Our strategic planning will be facilitated by Sally Parker with TimeZero Consulting. Her approach appreciates that we all are living in a volatile, uncertain, complex and ambiguous (VUCA) world.  In our VUCA world, the traditional “predict and plan” models do not work. These times call for a “living systems approach” where we must view PEP as a flourishing living system that is resilient, self-organizing and naturally hierarchical, able to both sense what is happening in its surroundings and respond.

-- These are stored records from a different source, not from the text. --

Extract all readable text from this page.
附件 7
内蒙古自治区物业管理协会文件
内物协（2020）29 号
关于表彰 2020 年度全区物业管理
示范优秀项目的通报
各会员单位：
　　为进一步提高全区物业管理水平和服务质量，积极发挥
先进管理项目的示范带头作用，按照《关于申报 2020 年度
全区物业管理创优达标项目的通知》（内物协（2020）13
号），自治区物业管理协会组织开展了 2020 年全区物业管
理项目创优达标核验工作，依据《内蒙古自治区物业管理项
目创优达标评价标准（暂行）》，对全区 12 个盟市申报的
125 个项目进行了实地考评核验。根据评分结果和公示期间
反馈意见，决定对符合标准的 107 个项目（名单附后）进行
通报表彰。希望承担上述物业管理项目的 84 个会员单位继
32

The PEP strategizing process has three basic stages as illustrated below. We are currently in the data gathering stage, which will establish the foundation for both organization strategy and design.

 

 

The Strategic Planning Steering Committee is co-chaired by me and our PEP Board Chair, Noreen Kilbane. The committee includes PEP’s Executive Team and six members of our PEP Board. Throughout this process, there will be opportunities for staff inputs and engagements, particularly in service to our diversity, equity, inclusion and belonging (DEIB) work.

The DEIB work will be supported by two different consultant groups. Equius Group, led by Erika Merritt, will be working with PEP to do an equity audit and leadership development work. Sankofa Circle, led by Dr. Shemeriah Arki and supported by Dr. Sherrae Mack, will focus its work on our educational and mental health programming through this lens.

What We Hope to Learn and Where We Hope to Go

Through this process, we will learn where we are doing well, where we can do better, and where we might release and rebuild.

We will imagine a world where services like ours are less necessary. Working from this premise, we will ponder how our work might look different should we choose to invest ourselves in finding ways to end those social determinants of health that lead to devastating outcomes for our kids and families.

This process will help us find ways to braid the work of anti-racism and anti-oppression into our other core foundations so that we can disrupt the displacement of children with disabilities from their communities. It will help us discover how our current leaders can lift up future leaders, making certain that our learning flows in all directions so that we are constantly wearing a lens that promotes equity and justice.

The environment is constantly changing and asking more of us, imploring us to respond to what we’re sensing in the environment with courageousness and a willingness to respond. It is my hope that our strategic planning work will strengthen our capacity for constant adaptation and agility so that we nurture our collective capacity to continuously strategize and imagine possibilities.

We are living through volatile, uncertain, complex and ambiguous times. Knowing in my heart that PEP has the capacity to emerge from these days as a flourishing living system fuels my belief in a bright future for PEP and for the children and families who come into our care. I look forward to charting this course with all of you.